Il résulte de ce qui précède que l’exception d’illégalité de la décision qui refuse d’accorder au requérant un délai de départ volontaire, soulevée par ce dernier au soutien de ses conclusions tendant à l’annulation de l’interdiction de retour sur le territoire français, ne peut qu’être écartée.
Il résulte de ce qui précède que M. C… n’est pas fondé à demander l’annulation de l’arrêté du 1er mai 2025 du préfet de la Seine-Saint-Denis. Il y a lieu, par voie de conséquence, de rejeter ses conclusions aux fins d’injonction et d’astreinte ainsi que celles présentées sur le fondement de l’article L. 761-1 du code de justice administrative.
D E C I D E :
Article 1er : La requête de M. C… est rejetée.
Article 2 : Le présent jugement sera notifié à M. D… C… et au préfet de la Seine-Saint-Denis.

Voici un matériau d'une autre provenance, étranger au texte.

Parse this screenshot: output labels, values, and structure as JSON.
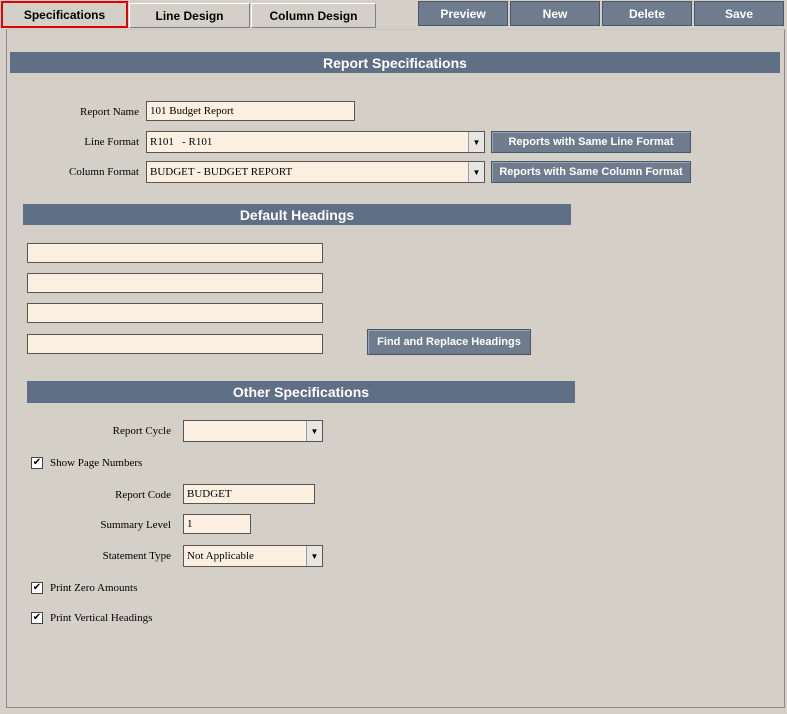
{
  "tabs": [
    {
      "label": "Specifications"
    },
    {
      "label": "Line Design"
    },
    {
      "label": "Column Design"
    }
  ],
  "actions": {
    "preview": "Preview",
    "new": "New",
    "delete": "Delete",
    "save": "Save"
  },
  "report_specs": {
    "title": "Report Specifications",
    "report_name_label": "Report Name",
    "report_name_value": "101 Budget Report",
    "line_format_label": "Line Format",
    "line_format_value": "R101   - R101",
    "column_format_label": "Column Format",
    "column_format_value": "BUDGET - BUDGET REPORT",
    "same_line_btn": "Reports with Same Line Format",
    "same_column_btn": "Reports with Same Column Format"
  },
  "default_headings": {
    "title": "Default Headings",
    "headings": [
      "",
      "",
      "",
      ""
    ],
    "find_replace_btn": "Find and Replace Headings"
  },
  "other_specs": {
    "title": "Other Specifications",
    "report_cycle_label": "Report Cycle",
    "report_cycle_value": "",
    "show_page_numbers_label": "Show Page Numbers",
    "show_page_numbers_checked": true,
    "report_code_label": "Report Code",
    "report_code_value": "BUDGET",
    "summary_level_label": "Summary Level",
    "summary_level_value": "1",
    "statement_type_label": "Statement Type",
    "statement_type_value": "Not Applicable",
    "print_zero_label": "Print Zero Amounts",
    "print_zero_checked": true,
    "print_vertical_label": "Print Vertical Headings",
    "print_vertical_checked": true
  },
  "icons": {
    "dropdown": "chevron-down-icon",
    "check": "checkmark-icon"
  },
  "colors": {
    "section_bar": "#5f6f85",
    "action_button": "#6e7c8e",
    "field_bg": "#fbf0e1",
    "active_tab_border": "#e00000"
  }
}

Délibéré après l’audience du 1er avril 2026, à laquelle siégeaient :
- M. Gauchard, président,
- M. Löns, premier conseiller,
- M. Guiral, premier conseiller.
Rendu public par mise à disposition au greffe le 15 avril 2026.
Le rapporteur,
S. Guiral
Le président,
L. Gauchard La greffière,
S. Jarrin
La République mande et ordonne au préfet de la Seine-Saint-Denis en ce qui le concerne, ou à tous commissaires de justice à ce requis en ce qui concerne les voies de droit commun contre les parties privées, de pourvoir à l’exécution de la présente décision.